John has been asked to meet with a client of my bosses to do some subcontracting work, and as I was chatting with my boss (who was my good friend first), I said, “He’ll be there with bells on…or pants, anyway.” This whole story sums up about half of what I love about my life right now. First off: I work for a friend I can comfortably joke with about whether or not my husband has a tendency to wear pants. Second off: John and I have a pants-optional work life–the joke fell decidedly under the banner of “Funny because it’s true.”
I will clarify for any prospective clients who might stumble across my blog: don’t worry. We both wear appropriate business (or business casual) attire for all client meetings. We are professionals, after all. We just happen to be professionals who are also rarely obligated to meet with our clients in real life.
Back when John was hunting for jobs in the midst of our move to Allston, he came across a Craiglist ad for a personal assistant. A creative, work-from-home couple needed someone to help with the errands, bookkeeping, etc. John and I laughed at this ad for a good, long while because it warned that the husband and wife were “naturalists,” so the right candidate would be “comfortable with occasional nudity.”
I laugh looking back on that ad for different reasons–namely, because I can’t help but wonder if John and I will eventually cease caring what people think of our life choices and become some version of that couple. We’re not naturalists by a long stretch, but the working from home half of the time (or more, in John’s case), has a decided influence on our care of social boundaries. Our leasing company came by with a prospective tenant to show the apartment today, for example, and it didn’t occur to me until after they left that most people probably would have thrown on something more presentable than yoga pants and an oversized Oxford.

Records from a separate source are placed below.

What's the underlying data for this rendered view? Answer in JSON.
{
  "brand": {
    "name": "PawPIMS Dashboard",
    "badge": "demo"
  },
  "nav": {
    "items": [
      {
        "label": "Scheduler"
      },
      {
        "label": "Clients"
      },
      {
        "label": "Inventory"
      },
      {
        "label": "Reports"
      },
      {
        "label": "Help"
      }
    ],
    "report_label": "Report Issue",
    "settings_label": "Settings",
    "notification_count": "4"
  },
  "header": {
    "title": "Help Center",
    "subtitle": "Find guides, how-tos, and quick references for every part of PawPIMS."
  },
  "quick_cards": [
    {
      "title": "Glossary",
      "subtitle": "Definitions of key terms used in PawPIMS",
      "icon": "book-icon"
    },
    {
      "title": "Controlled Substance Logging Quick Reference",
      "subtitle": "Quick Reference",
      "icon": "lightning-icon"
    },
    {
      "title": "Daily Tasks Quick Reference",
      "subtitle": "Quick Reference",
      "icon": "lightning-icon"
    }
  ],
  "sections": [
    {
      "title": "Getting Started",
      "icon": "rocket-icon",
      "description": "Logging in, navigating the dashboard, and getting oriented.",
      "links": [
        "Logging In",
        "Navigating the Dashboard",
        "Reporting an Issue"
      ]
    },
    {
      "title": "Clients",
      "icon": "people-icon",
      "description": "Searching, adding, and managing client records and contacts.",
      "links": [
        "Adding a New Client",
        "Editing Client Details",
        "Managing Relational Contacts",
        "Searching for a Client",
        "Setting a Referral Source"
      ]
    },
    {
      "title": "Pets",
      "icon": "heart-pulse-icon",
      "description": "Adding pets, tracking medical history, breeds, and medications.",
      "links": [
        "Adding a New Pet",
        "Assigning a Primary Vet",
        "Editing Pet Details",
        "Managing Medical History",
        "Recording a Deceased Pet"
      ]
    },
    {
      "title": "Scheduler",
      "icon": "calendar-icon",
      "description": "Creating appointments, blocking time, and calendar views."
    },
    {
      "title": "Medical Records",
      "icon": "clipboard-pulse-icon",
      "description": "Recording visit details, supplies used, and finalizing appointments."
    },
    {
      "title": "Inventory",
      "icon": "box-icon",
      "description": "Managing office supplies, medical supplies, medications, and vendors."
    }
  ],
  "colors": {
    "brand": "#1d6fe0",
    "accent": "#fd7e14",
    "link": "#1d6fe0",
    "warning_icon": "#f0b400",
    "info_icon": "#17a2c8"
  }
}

There’s a younger version of me cringing in some dusty corner of my mind at the thought that the landlord or prospective tenant might have noticed the little hole in the rump of my yoga pants. Current me, however, couldn’t care less…and I’m really not sure I can blame the lack of concern on whatever pestilent scoundrel my body is struggling to hunt down. I think I’m just getting old enough to believe the internet truism: Pants are overrated.